俺は左手で六車の胸ぐらを掴んで無理やり立たせる。

戦意は喪失しているようだが、それはあくまでタイマンで勝ち目がないと悟っただけのようだ。目が死んでない。何か悪知恵を働かせている気がする。

俺が右ストレートのフェイントを入れると顔を守るため六車は両手を上げた。俺はガラ空きになった鳩尾にボディブローを突き刺す。


「…………かッは」


六車は腹を抑え、声にならないうめき声を出しながら転がり回る。


「もう一度言うぜ。不良どもはこの街から出て行け」


決まった!レディースらしい女もパンツ丸見えの姿勢のまま俺の一方的な攻撃を見ていた。あの見え方でドキドキしない下着をチョイスのセンスはマジでヤバイと思う。ともあれこいつには彼氏共々この街で悪さしないよう言っとかないとな。

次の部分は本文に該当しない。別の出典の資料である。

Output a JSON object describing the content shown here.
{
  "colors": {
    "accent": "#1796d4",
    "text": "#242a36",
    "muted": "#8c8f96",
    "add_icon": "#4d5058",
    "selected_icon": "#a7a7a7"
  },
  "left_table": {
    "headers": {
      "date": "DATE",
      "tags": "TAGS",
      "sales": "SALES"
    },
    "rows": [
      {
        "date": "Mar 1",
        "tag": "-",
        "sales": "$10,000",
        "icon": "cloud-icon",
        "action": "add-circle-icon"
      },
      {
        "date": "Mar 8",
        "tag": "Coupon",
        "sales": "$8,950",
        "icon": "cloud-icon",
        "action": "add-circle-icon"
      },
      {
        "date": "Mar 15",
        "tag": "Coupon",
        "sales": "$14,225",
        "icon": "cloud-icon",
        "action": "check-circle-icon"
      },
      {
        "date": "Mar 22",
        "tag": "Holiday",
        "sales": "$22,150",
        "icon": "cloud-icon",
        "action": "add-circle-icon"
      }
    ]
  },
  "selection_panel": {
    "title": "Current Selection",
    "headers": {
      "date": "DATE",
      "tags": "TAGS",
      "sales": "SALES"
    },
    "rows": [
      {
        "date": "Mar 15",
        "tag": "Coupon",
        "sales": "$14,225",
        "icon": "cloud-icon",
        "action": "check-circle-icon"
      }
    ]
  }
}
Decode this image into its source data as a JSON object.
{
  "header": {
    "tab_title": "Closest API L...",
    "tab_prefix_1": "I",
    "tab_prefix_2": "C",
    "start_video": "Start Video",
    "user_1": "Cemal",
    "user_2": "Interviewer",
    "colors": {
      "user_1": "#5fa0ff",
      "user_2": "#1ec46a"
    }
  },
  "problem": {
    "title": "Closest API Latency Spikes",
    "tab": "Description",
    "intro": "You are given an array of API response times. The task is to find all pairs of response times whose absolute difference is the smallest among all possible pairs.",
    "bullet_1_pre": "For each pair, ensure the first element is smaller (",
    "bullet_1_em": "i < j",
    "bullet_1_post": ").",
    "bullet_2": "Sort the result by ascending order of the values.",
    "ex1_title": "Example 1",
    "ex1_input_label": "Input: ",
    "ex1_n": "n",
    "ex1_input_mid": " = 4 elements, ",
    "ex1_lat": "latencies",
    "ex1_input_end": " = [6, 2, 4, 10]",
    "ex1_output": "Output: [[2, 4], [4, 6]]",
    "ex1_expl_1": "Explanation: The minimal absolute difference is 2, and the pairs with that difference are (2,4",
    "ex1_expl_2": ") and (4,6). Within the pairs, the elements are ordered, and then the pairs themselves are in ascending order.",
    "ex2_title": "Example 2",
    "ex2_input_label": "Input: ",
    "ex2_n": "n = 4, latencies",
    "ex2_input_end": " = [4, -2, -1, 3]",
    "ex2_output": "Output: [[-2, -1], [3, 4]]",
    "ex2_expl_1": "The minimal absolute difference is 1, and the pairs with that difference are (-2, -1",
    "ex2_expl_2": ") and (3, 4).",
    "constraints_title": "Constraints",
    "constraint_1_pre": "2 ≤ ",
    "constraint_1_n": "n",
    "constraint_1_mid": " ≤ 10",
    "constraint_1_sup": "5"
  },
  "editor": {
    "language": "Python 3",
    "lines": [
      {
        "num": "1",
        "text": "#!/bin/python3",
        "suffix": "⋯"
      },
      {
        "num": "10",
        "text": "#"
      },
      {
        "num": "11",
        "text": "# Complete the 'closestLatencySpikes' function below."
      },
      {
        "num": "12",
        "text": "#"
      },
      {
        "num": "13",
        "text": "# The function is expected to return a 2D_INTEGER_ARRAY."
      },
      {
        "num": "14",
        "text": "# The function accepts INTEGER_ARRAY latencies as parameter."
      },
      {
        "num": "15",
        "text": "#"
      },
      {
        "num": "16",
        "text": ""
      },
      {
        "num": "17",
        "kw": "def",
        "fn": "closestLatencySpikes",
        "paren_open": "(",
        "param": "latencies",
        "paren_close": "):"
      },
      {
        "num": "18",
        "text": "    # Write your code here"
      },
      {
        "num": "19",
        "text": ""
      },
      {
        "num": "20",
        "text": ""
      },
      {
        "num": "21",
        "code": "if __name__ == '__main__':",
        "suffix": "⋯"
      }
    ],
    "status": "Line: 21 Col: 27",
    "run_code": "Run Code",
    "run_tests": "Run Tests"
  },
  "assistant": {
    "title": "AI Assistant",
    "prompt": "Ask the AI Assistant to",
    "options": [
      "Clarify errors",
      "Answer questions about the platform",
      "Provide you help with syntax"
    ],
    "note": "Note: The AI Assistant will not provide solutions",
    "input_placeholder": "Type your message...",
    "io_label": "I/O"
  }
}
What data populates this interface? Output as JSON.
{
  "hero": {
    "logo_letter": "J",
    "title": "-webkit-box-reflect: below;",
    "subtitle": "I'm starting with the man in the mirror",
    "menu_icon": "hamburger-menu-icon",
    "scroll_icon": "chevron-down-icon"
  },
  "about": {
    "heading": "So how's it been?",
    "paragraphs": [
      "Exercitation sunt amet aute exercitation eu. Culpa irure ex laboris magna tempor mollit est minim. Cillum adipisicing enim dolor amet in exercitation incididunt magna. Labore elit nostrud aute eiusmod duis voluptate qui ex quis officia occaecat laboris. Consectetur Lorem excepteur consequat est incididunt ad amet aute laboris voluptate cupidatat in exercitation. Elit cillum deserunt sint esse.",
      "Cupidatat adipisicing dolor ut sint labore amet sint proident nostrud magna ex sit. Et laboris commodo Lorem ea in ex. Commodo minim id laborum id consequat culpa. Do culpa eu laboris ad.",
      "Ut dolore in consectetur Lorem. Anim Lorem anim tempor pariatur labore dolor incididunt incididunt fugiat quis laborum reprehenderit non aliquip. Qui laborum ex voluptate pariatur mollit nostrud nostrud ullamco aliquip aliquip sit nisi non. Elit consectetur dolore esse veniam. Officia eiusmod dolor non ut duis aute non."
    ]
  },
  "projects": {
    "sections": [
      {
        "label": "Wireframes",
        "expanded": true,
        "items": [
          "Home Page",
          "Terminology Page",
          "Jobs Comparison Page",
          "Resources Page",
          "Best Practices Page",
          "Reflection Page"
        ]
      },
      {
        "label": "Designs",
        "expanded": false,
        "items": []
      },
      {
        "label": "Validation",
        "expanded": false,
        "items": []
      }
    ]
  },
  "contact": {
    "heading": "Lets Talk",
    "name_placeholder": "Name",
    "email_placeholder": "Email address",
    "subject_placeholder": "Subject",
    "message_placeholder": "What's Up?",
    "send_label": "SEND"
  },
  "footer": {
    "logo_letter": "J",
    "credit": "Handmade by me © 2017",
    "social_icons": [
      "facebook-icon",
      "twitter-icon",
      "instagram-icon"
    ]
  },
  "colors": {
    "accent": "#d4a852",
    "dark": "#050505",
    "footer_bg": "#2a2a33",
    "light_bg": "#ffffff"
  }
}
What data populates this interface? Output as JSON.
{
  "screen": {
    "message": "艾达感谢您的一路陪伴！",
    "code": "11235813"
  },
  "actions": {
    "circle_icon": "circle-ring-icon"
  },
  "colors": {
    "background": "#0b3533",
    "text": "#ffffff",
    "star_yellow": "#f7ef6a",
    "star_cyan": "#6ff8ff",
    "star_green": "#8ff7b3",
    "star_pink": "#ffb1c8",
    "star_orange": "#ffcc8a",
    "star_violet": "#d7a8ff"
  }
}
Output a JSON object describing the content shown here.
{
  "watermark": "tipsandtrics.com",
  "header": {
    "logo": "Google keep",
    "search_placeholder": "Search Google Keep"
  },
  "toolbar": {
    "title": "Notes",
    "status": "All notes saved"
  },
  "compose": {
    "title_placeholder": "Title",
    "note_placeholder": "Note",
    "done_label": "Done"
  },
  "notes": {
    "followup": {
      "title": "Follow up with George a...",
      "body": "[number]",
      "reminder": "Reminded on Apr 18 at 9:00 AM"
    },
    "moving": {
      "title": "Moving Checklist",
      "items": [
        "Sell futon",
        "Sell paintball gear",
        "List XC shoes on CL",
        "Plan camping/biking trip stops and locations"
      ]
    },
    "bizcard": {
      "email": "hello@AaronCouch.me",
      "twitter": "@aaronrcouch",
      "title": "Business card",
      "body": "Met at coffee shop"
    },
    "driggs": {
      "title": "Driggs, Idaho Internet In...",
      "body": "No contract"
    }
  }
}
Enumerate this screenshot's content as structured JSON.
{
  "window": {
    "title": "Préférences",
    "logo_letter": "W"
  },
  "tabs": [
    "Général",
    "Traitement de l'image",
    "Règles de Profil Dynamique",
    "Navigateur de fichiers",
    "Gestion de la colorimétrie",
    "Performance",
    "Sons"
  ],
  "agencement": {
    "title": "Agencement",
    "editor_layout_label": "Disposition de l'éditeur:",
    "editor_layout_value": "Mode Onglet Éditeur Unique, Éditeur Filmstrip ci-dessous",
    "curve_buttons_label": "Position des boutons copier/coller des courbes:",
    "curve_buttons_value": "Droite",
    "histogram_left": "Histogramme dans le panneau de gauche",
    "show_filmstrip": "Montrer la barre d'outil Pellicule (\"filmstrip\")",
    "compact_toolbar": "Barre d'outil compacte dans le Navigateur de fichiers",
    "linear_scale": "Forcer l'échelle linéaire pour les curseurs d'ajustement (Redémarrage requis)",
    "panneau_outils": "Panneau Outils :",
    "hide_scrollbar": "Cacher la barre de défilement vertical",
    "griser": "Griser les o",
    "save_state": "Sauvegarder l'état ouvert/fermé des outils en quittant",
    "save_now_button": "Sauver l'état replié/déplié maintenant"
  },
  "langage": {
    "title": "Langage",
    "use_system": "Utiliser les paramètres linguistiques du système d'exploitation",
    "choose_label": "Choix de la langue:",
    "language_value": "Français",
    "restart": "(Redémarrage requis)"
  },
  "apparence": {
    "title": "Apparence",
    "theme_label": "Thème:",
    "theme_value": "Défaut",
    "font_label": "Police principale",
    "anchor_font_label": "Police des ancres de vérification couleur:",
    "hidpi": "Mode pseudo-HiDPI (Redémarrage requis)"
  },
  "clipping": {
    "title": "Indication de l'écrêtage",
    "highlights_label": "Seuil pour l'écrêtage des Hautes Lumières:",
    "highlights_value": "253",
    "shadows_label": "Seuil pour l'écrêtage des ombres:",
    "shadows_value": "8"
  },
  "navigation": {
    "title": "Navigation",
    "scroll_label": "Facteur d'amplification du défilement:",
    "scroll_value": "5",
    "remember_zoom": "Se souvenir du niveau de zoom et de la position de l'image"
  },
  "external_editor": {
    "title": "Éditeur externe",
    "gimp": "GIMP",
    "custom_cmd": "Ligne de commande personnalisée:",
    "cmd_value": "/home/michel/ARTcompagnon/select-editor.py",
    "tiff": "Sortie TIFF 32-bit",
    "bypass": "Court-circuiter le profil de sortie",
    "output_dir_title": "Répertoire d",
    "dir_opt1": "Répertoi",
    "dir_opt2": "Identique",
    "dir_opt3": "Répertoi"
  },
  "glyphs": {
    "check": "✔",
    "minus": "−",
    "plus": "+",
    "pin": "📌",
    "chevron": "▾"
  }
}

「よう姉ちゃん、アンタもどっかのレディースで、そこの彼氏もどっかの番長なんだろ? 彼氏にも仲間に身言っといてくれ。この街は不良撲滅運動中だってな」


決まったぜ!

これでこの街は平和になるに違いない。


「wow、こりゃあどう言う状況だ?」


俺は声の方を向く。

筋肉隆々のスキンヘッドサングラス。タンクトップで腕のイカついタトゥーが丸見えという凶悪な外人のおっさんがそこにいた。

こいつは絶対ヤバい。気配を感じる訓練とかもしてる俺が一切気配を感じなかった。


「ポ、ポコルゲップ!? いつもの十倍払う。こいつどぅぉ!!!」


六車が勢いを取り戻しかけたので後ろ回し蹴りで意識を刈り取る。

ポコルゲップ、ハンガリー語で地獄の鬼だっけ? やべえ。絶対こいつ元特殊部隊かなんかだ。CIAから出張家庭教師のリゼさんと同じ匂いがする。いくらスペックが高かろうが本物のプロには喧嘩で勝てる気がしない。


「ah、そいつはこの店を毎日貸切にしてくれる上客なんだが?」

「へー、そうなんすか」

「おまえは、ウチの店の営業妨害に来ているって理解でいいのか?」


そうなるな。

だが、馬鹿正直に答えると俺が死ぬ。どうする俺? 考えろ俺!


「沈黙はyesと受けとるぜ?」

「………あんたに聞きたいことがある」

「何だ?」

「この店いくら?」


俺のお小遣いの範囲で収まりますように!

先程まで宗教などクソの役にも立たないと思っていた俺だが、この瞬間は神に祈った。

ポコルゲップというハンガリーではレジェンドのヘビメタバンドからインスパイアされました。